La tronche que tu tires quand tu t'es fait plagier.

 

 

 

 

Je reçois maintes missives électroniques de mes lecteurs. Ces jeunes et moins jeunes gens, qui écrivent, me narrent leurs déboires d'auteurs – édités ou pas encore édités. Le sujet le plus récurrent reste, bien entendu, les tortures immondes imposées par les éditeurs.

Sinon, un autre thème revient : celui du petit plagiat.

 

 

 

 

Pour moi, il y a deux sortes de plagiat.

 

Le gros plagiat, ou le type qui te pompe tout un bouquin : le concept, les personnages, l'histoire, le début, le dénouement, à quelques variantes près.

Quand cela t'arrive, tu peux toujours poursuivre le type au tribunal, et lancer une procédure qui durera des années, te coûtera un max de pognon et dont l'issue est incertaine.

Cela reste, heureusement, assez rare.

 

Nous trouvons ensuite le petit plagiat, beaucoup plus fréquent.

Dans le petit plagiat, le type se contente de te piquer une ou deux idées. Un concept. Un personnage. Ou plusieurs. Un truc narratif, un truc scénaristique, un truc, quoi.

Quand cela t'arrive, il est absolument inutile – à mon sens – de poursuivre le type au tribunal. Il ne s'agit pas d'un plagiat. Le mec t'a piqué un truc, deux trucs, trois trucs. Et alors ? Tu n'as pas fait la même chose quand t'as lu Bidule Chouette, Philip K. Dick, ou la Bible ? Sans déconner, la Bible est pillée sans arrêt. Les pauvres prophètes qui se sont fait chier à la propager par voie orale, voilà plusieurs milliers d'années, seraient dégoutés en contemplant l'étendue des dégâts. Regarde Terminator, qu'est-ce que c'est sinon un remake du massacre des Innocents ?

 

Bref.

 

Tel les patriaches bibliques, tout auteur se verra un jour ou l'autre pomper une idée.

 

Je considère que le petit plagiat est une sorte de rituel initiatique du monde de l'édition. Un dépucelage.

 

J'y suis moi-même passé.

 

 

D'où qu'il vienne, le petit plagiat ne fait pas plaisir.

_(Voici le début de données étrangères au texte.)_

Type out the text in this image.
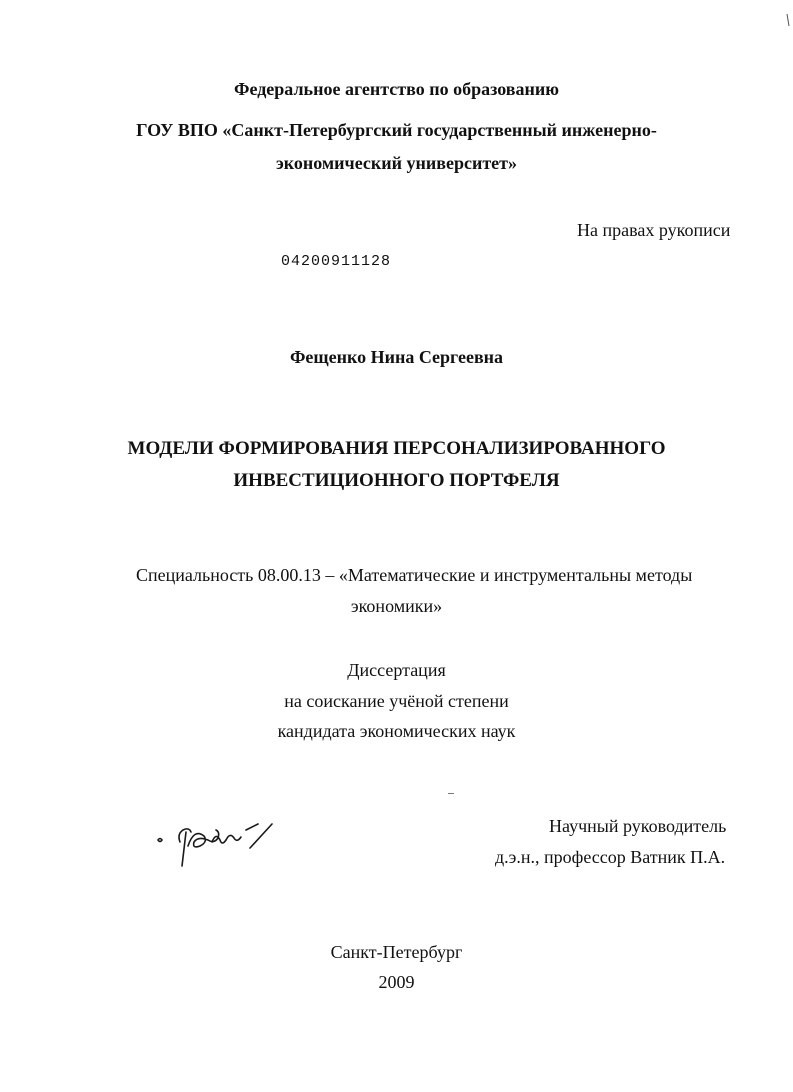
Федеральное агентство по образованию
ГОУ ВПО «Санкт-Петербургский государственный инженерно-
экономический университет»
На правах рукописи
04200911128
Фещенко Нина Сергеевна
МОДЕЛИ ФОРМИРОВАНИЯ ПЕРСОНАЛИЗИРОВАННОГО
ИНВЕСТИЦИОННОГО ПОРТФЕЛЯ
Специальность 08.00.13 – «Математические и инструментальны методы
экономики»
Диссертация
на соискание учёной степени
кандидата экономических наук
Научный руководитель
д.э.н., профессор Ватник П.А.
Санкт-Петербург
2009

Mais il t'énerve particulièrement quand il a été commis par un écrivain que tu ne peux pas encadrer. C'est ce qui m'est arrivé.

 

Disons que j'avais publié un roman qui se déroulait dans une usine de chocolat. Mon éditeur me dit à l'occasion : " oh tu sais, Bidule que je viens de signer, eh bien il a lu ton bouquin dans l'usine de chocolat et il a beaucoup aimé ". Deux ans plus tard, je découvre que Bidule fait paraître un bouquin qui se déroule lui aussi dans une usine de chocolat. L'histoire n'est pas la même : le décor, si. Faut dire qu'elle était bien, cette idée d'usine de chocolat – la mienne ! - et que pas mal de lecteurs m'avaient dit que ça rythmait bien le roman et tout.

Ben ouais, elle était tellement bien que Bidule nous a pondu une deuxième petite usine de chocolat, chez le même éditeur qui plus est.

 

Wallah.

C'était mon idée, putain. Mon idée à moi ! IL AVAIT PAS LE DROIT DE ME LA PIQUER, CE BIDULE A LA CON !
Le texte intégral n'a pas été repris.